A new lobby group has been created by some of the biggest tech companies in the world to help fight for a free Internet, and to counter bills like SOPA should they ever pop up again
Image/Photo Credit: Internet Association
Another voice of opposition will now be heard in Washington, as Internet tech giants including Amazon, Facebook and Google have joined forces to counter the pro-copyright dominated lobbying game.
The Motion Picture Association of America (MPAA) and the Recording Industry Association of America (RIAA) have long been expert lobbyists in Washington, holding an enormous amount of clout among both major parties. Vice President Joe Biden, for example, has been a long time supporter of the RIAA, and the MPAA praised both the Democratic and Republican copyright platforms after their recent conventions.
The MPAA and RIAA also joined forces last year to sponsor the highly contentious Stop Online Piracy Act (and the Senate's Protect IP Act), with the bill looking likely to sail through the House before wide-spread protests online forced representatives to reconsider, and eventually shelving the bill indefinitely.
While those events represented a great victory for Internet tech companies, most of whom were opposed to the bill, the fact of the matter was that it was more than a close call. Perhaps as a way to avoid the necessity of having to hold mass public protests, protests which relied upon thousands of websites joining in to black out their content.
And so the Internet Association was born, a lobbying group that aims to represent the interests of Internet companies, to fight for a free and open Internet. The current list of members include a who's who of Internet giants, including Amazon, AOL, eBay, Expedia, Facebook, Google, IAC, LinkedIn, Monster Worldwide, Rackspace, Salesforce.com, TripAdvisor, Yahoo and Zynga.

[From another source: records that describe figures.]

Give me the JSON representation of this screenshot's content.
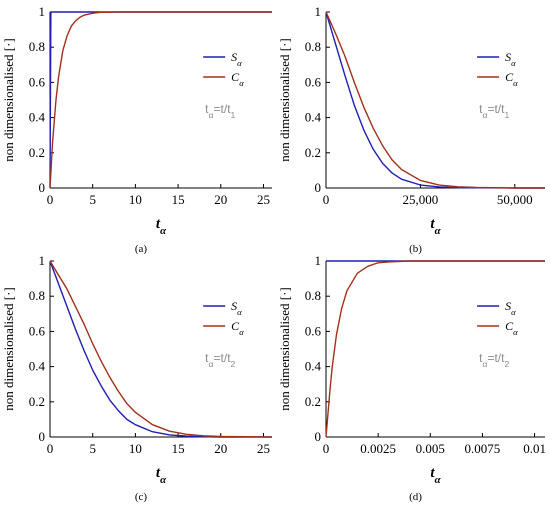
{
  "colors": {
    "s_curve": "#1f1fb5",
    "c_curve": "#a3301a"
  },
  "chart_data": [
    {
      "type": "line",
      "panel_label": "(a)",
      "ylabel": "non dimensionalised [·]",
      "xlabel": "tα",
      "note": "tα=t/t1",
      "xlim": [
        0,
        26
      ],
      "ylim": [
        0,
        1
      ],
      "x_ticks": [
        0,
        5,
        10,
        15,
        20,
        25
      ],
      "x_tick_labels": [
        "0",
        "5",
        "10",
        "15",
        "20",
        "25"
      ],
      "y_ticks": [
        0,
        0.2,
        0.4,
        0.6,
        0.8,
        1
      ],
      "y_tick_labels": [
        "0",
        "0.2",
        "0.4",
        "0.6",
        "0.8",
        "1"
      ],
      "show_y_labels": true,
      "series": [
        {
          "name": "Sα",
          "color": "#1f1fb5",
          "x": [
            0,
            0.1,
            26
          ],
          "y": [
            0,
            1,
            1
          ]
        },
        {
          "name": "Cα",
          "color": "#a3301a",
          "x": [
            0,
            0.3,
            0.7,
            1,
            1.5,
            2,
            2.5,
            3,
            3.5,
            4,
            5,
            6,
            8,
            26
          ],
          "y": [
            0,
            0.26,
            0.5,
            0.63,
            0.78,
            0.865,
            0.92,
            0.95,
            0.97,
            0.982,
            0.993,
            0.998,
            1,
            1
          ]
        }
      ],
      "legend_position": "right"
    },
    {
      "type": "line",
      "panel_label": "(b)",
      "ylabel": "non dimensionalised [·]",
      "xlabel": "tα",
      "note": "tα=t/t1",
      "xlim": [
        0,
        58000
      ],
      "ylim": [
        0,
        1
      ],
      "x_ticks": [
        0,
        25000,
        50000
      ],
      "x_tick_labels": [
        "0",
        "25,000",
        "50,000"
      ],
      "y_ticks": [
        0,
        0.2,
        0.4,
        0.6,
        0.8,
        1
      ],
      "y_tick_labels": [
        "0",
        "0.2",
        "0.4",
        "0.6",
        "0.8",
        "1"
      ],
      "show_y_labels": false,
      "series": [
        {
          "name": "Sα",
          "color": "#1f1fb5",
          "x": [
            0,
            2500,
            5000,
            7500,
            10000,
            12500,
            15000,
            17500,
            20000,
            25000,
            30000,
            35000,
            40000,
            50000,
            58000
          ],
          "y": [
            1,
            0.82,
            0.64,
            0.47,
            0.33,
            0.22,
            0.14,
            0.085,
            0.05,
            0.017,
            0.006,
            0.002,
            0.001,
            0,
            0
          ]
        },
        {
          "name": "Cα",
          "color": "#a3301a",
          "x": [
            0,
            2500,
            5000,
            7500,
            10000,
            12500,
            15000,
            17500,
            20000,
            25000,
            30000,
            35000,
            40000,
            50000,
            58000
          ],
          "y": [
            1,
            0.88,
            0.75,
            0.6,
            0.46,
            0.34,
            0.24,
            0.16,
            0.105,
            0.043,
            0.017,
            0.007,
            0.003,
            0,
            0
          ]
        }
      ],
      "legend_position": "right"
    },
    {
      "type": "line",
      "panel_label": "(c)",
      "ylabel": "non dimensionalised [·]",
      "xlabel": "tα",
      "note": "tα=t/t2",
      "xlim": [
        0,
        26
      ],
      "ylim": [
        0,
        1
      ],
      "x_ticks": [
        0,
        5,
        10,
        15,
        20,
        25
      ],
      "x_tick_labels": [
        "0",
        "5",
        "10",
        "15",
        "20",
        "25"
      ],
      "y_ticks": [
        0,
        0.2,
        0.4,
        0.6,
        0.8,
        1
      ],
      "y_tick_labels": [
        "0",
        "0.2",
        "0.4",
        "0.6",
        "0.8",
        "1"
      ],
      "show_y_labels": true,
      "series": [
        {
          "name": "Sα",
          "color": "#1f1fb5",
          "x": [
            0,
            1,
            2,
            3,
            4,
            5,
            6,
            7,
            8,
            9,
            10,
            12,
            14,
            16,
            18,
            20,
            26
          ],
          "y": [
            1,
            0.87,
            0.74,
            0.61,
            0.49,
            0.38,
            0.29,
            0.21,
            0.15,
            0.1,
            0.07,
            0.03,
            0.012,
            0.005,
            0.002,
            0,
            0
          ]
        },
        {
          "name": "Cα",
          "color": "#a3301a",
          "x": [
            0,
            1,
            2,
            3,
            4,
            5,
            6,
            7,
            8,
            9,
            10,
            12,
            14,
            16,
            18,
            20,
            26
          ],
          "y": [
            1,
            0.92,
            0.84,
            0.74,
            0.64,
            0.53,
            0.43,
            0.34,
            0.26,
            0.19,
            0.14,
            0.07,
            0.033,
            0.015,
            0.007,
            0.003,
            0
          ]
        }
      ],
      "legend_position": "right"
    },
    {
      "type": "line",
      "panel_label": "(d)",
      "ylabel": "non dimensionalised [·]",
      "xlabel": "tα",
      "note": "tα=t/t2",
      "xlim": [
        0,
        0.0105
      ],
      "ylim": [
        0,
        1
      ],
      "x_ticks": [
        0,
        0.0025,
        0.005,
        0.0075,
        0.01
      ],
      "x_tick_labels": [
        "0",
        "0.0025",
        "0.005",
        "0.0075",
        "0.01"
      ],
      "y_ticks": [
        0,
        0.2,
        0.4,
        0.6,
        0.8,
        1
      ],
      "y_tick_labels": [
        "0",
        "0.2",
        "0.4",
        "0.6",
        "0.8",
        "1"
      ],
      "show_y_labels": true,
      "series": [
        {
          "name": "Sα",
          "color": "#1f1fb5",
          "x": [
            0,
            0.0105
          ],
          "y": [
            1,
            1
          ]
        },
        {
          "name": "Cα",
          "color": "#a3301a",
          "x": [
            0,
            0.0001,
            0.0002,
            0.0003,
            0.0005,
            0.00075,
            0.001,
            0.0015,
            0.002,
            0.0025,
            0.003,
            0.004,
            0.0105
          ],
          "y": [
            0,
            0.14,
            0.28,
            0.4,
            0.58,
            0.73,
            0.83,
            0.93,
            0.97,
            0.99,
            0.995,
            1,
            1
          ]
        }
      ],
      "legend_position": "right"
    }
  ]
}
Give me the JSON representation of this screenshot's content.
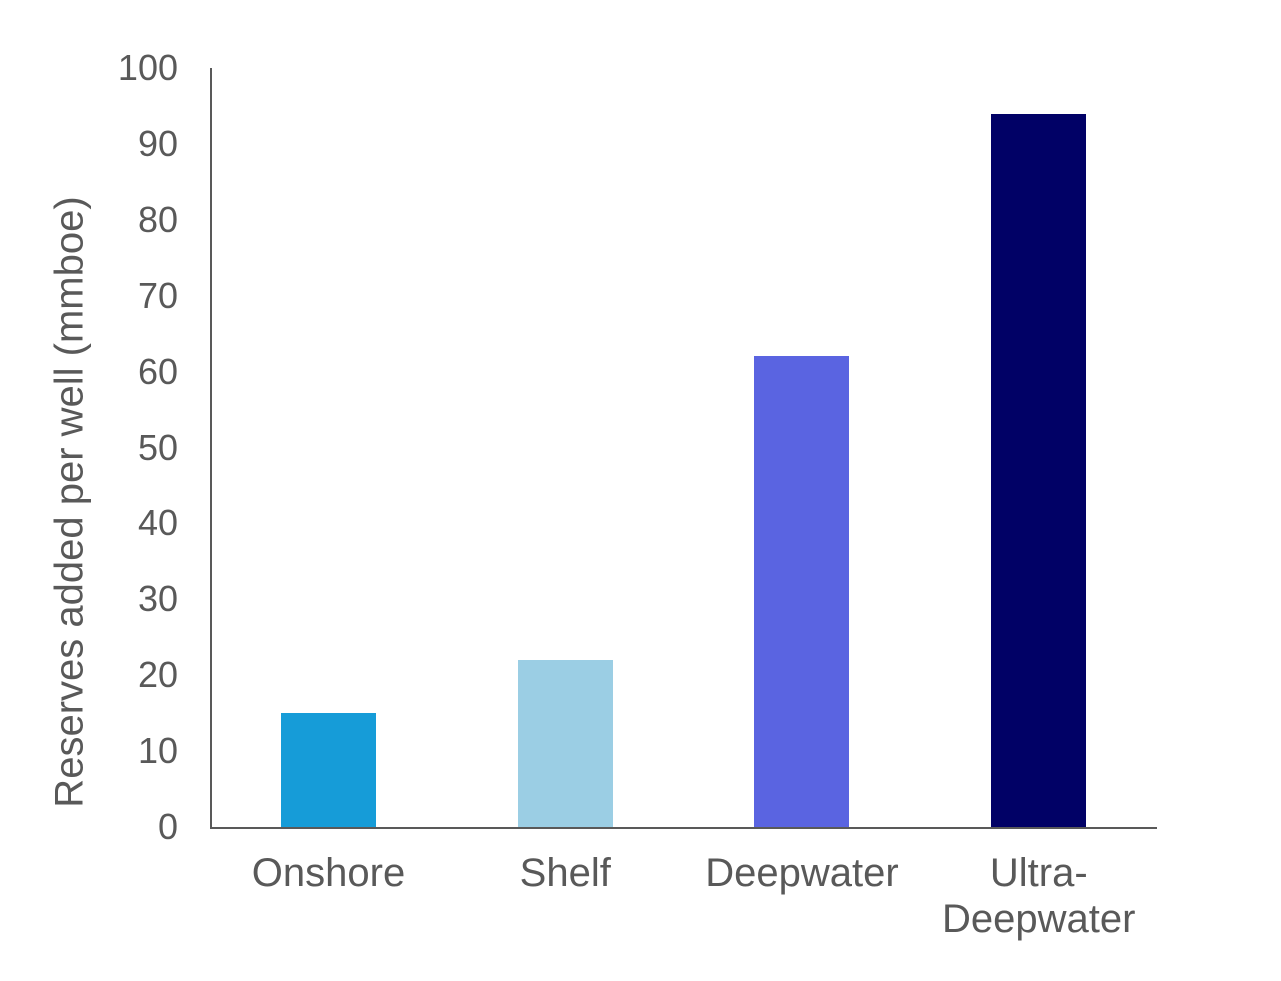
{
  "chart_data": {
    "type": "bar",
    "title": "",
    "xlabel": "",
    "ylabel": "Reserves added per well (mmboe)",
    "categories": [
      "Onshore",
      "Shelf",
      "Deepwater",
      "Ultra-Deepwater"
    ],
    "values": [
      15,
      22,
      62,
      94
    ],
    "ylim": [
      0,
      100
    ],
    "yticks": [
      0,
      10,
      20,
      30,
      40,
      50,
      60,
      70,
      80,
      90,
      100
    ],
    "grid": "off",
    "legend": "none",
    "bar_colors": [
      "#169CD8",
      "#9BCEE4",
      "#5A64E1",
      "#010166"
    ],
    "text_color": "#595959",
    "axis_color": "#595959"
  }
}
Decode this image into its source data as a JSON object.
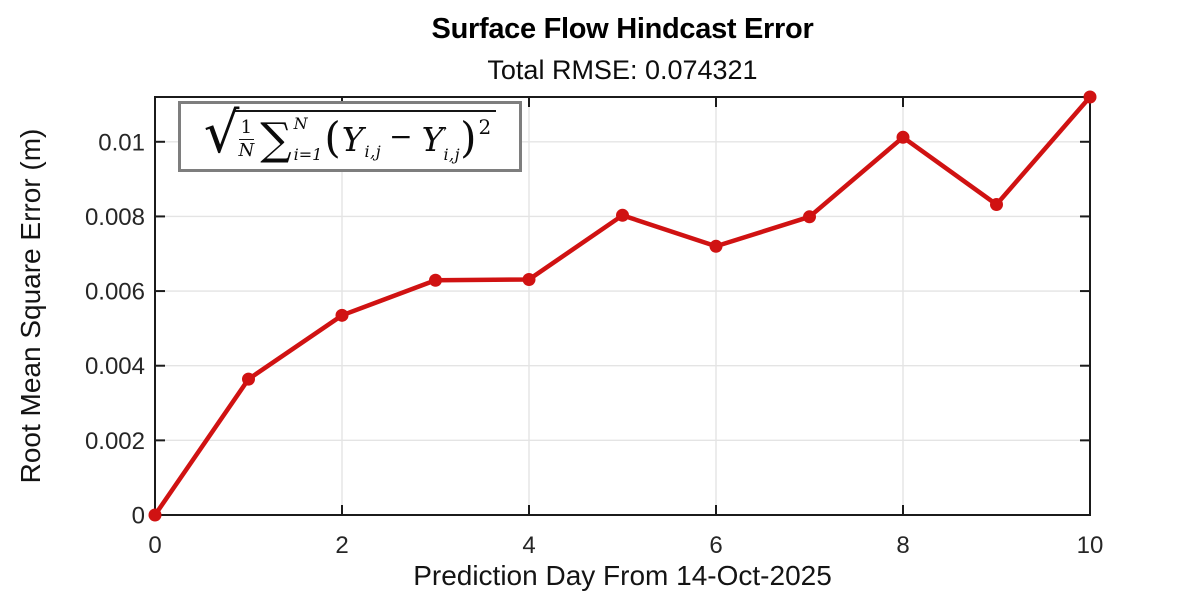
{
  "chart_data": {
    "type": "line",
    "title": "Surface Flow Hindcast Error",
    "subtitle": "Total RMSE: 0.074321",
    "xlabel": "Prediction Day From 14-Oct-2025",
    "ylabel": "Root Mean Square Error (m)",
    "x": [
      0,
      1,
      2,
      3,
      4,
      5,
      6,
      7,
      8,
      9,
      10
    ],
    "y": [
      0,
      0.00364,
      0.00535,
      0.00629,
      0.00631,
      0.00803,
      0.0072,
      0.00799,
      0.01012,
      0.00832,
      0.0112
    ],
    "xlim": [
      0,
      10
    ],
    "ylim": [
      0,
      0.0112
    ],
    "xticks": {
      "values": [
        0,
        2,
        4,
        6,
        8,
        10
      ],
      "labels": [
        "0",
        "2",
        "4",
        "6",
        "8",
        "10"
      ]
    },
    "yticks": {
      "values": [
        0,
        0.002,
        0.004,
        0.006,
        0.008,
        0.01
      ],
      "labels": [
        "0",
        "0.002",
        "0.004",
        "0.006",
        "0.008",
        "0.01"
      ]
    },
    "grid": true,
    "legend": "none",
    "marker": "filled-circle",
    "line_color": "#d01212",
    "colors": {
      "grid": "#e4e4e4",
      "axis": "#1b1b1b",
      "tick_label": "#262626",
      "background": "#ffffff",
      "formula_border": "#7e7e7e"
    },
    "annotation_formula_meaning": "sqrt( (1/N) * sum_{i=1}^{N} (Y_ij - Y'_ij)^2 )"
  },
  "formula": {
    "radical": "√",
    "frac_num": "1",
    "frac_den": "N",
    "sum": "∑",
    "sum_sup": "N",
    "sum_sub": "i=1",
    "open_paren": "(",
    "y1": "Y",
    "y1_sub": "i,j",
    "minus": "−",
    "y2": "Y",
    "y2_prime": "′",
    "y2_sub": "i,j",
    "close_paren": ")",
    "exponent": "2"
  }
}
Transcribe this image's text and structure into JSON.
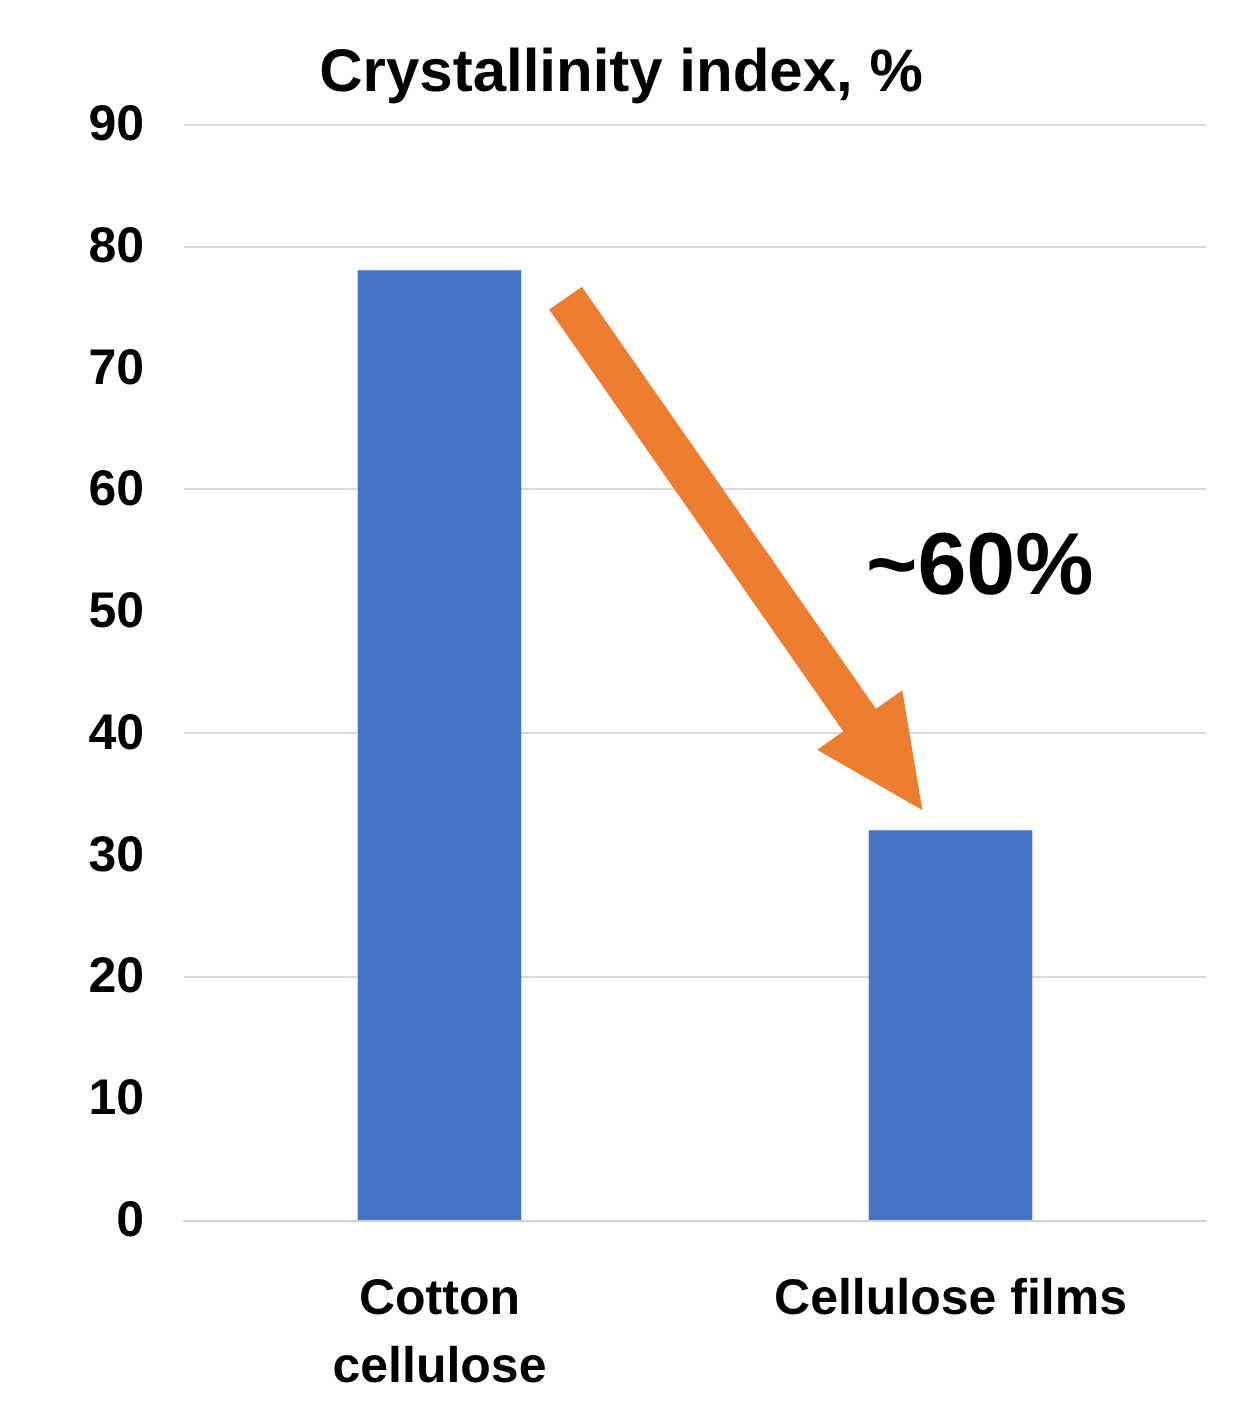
{
  "chart_data": {
    "type": "bar",
    "title": "Crystallinity index, %",
    "categories": [
      "Cotton\ncellulose",
      "Cellulose films"
    ],
    "values": [
      78,
      32
    ],
    "color": "#4472c4",
    "ylim": [
      0,
      90
    ],
    "yticks": [
      0,
      10,
      20,
      30,
      40,
      50,
      60,
      70,
      80,
      90
    ],
    "grid": "y",
    "annotations": [
      "~60%"
    ]
  }
}
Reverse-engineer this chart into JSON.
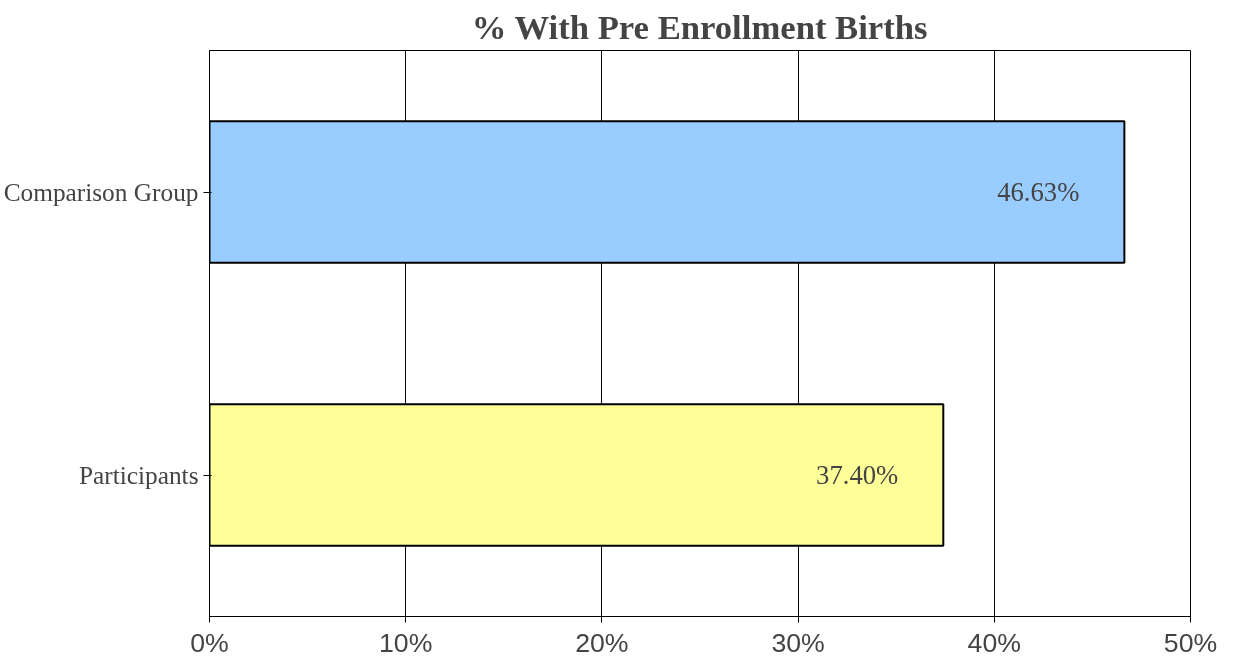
{
  "chart_data": {
    "type": "bar",
    "orientation": "horizontal",
    "title": "% With Pre Enrollment Births",
    "categories": [
      "Comparison Group",
      "Participants"
    ],
    "values": [
      46.63,
      37.4
    ],
    "colors": [
      "#99ccff",
      "#ffff99"
    ],
    "value_labels": [
      "46.63%",
      "37.40%"
    ],
    "xlim": [
      0,
      50
    ],
    "xticks": [
      {
        "value": 0,
        "label": "0%"
      },
      {
        "value": 10,
        "label": "10%"
      },
      {
        "value": 20,
        "label": "20%"
      },
      {
        "value": 30,
        "label": "30%"
      },
      {
        "value": 40,
        "label": "40%"
      },
      {
        "value": 50,
        "label": "50%"
      }
    ],
    "grid": "x"
  }
}
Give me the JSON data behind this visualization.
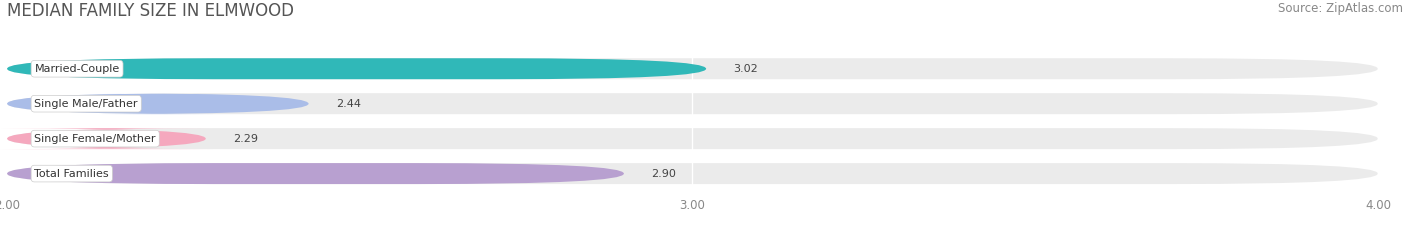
{
  "title": "MEDIAN FAMILY SIZE IN ELMWOOD",
  "source": "Source: ZipAtlas.com",
  "categories": [
    "Married-Couple",
    "Single Male/Father",
    "Single Female/Mother",
    "Total Families"
  ],
  "values": [
    3.02,
    2.44,
    2.29,
    2.9
  ],
  "bar_colors": [
    "#30b8b8",
    "#aabde8",
    "#f5a8be",
    "#b8a0d0"
  ],
  "xlim_min": 2.0,
  "xlim_max": 4.0,
  "xticks": [
    2.0,
    3.0,
    4.0
  ],
  "xtick_labels": [
    "2.00",
    "3.00",
    "4.00"
  ],
  "background_color": "#ffffff",
  "bar_bg_color": "#ebebeb",
  "title_fontsize": 12,
  "source_fontsize": 8.5,
  "label_fontsize": 8,
  "value_fontsize": 8,
  "bar_height": 0.6,
  "bar_rounding": 0.3
}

And appointed as their president is Michael Beckerman. Beckerman says the Internet Association will in the future come out strongly against bills like SOPA that threaten the freedoms of the Internet. "We’ll make sure Congress understands how [the bill] will censor the internet and greatly harm the infrastructure of the internet," Beckerman said, before adding that the mission of the Internet Association is "to be the unified voice of the internet economy in the policy debates that arise."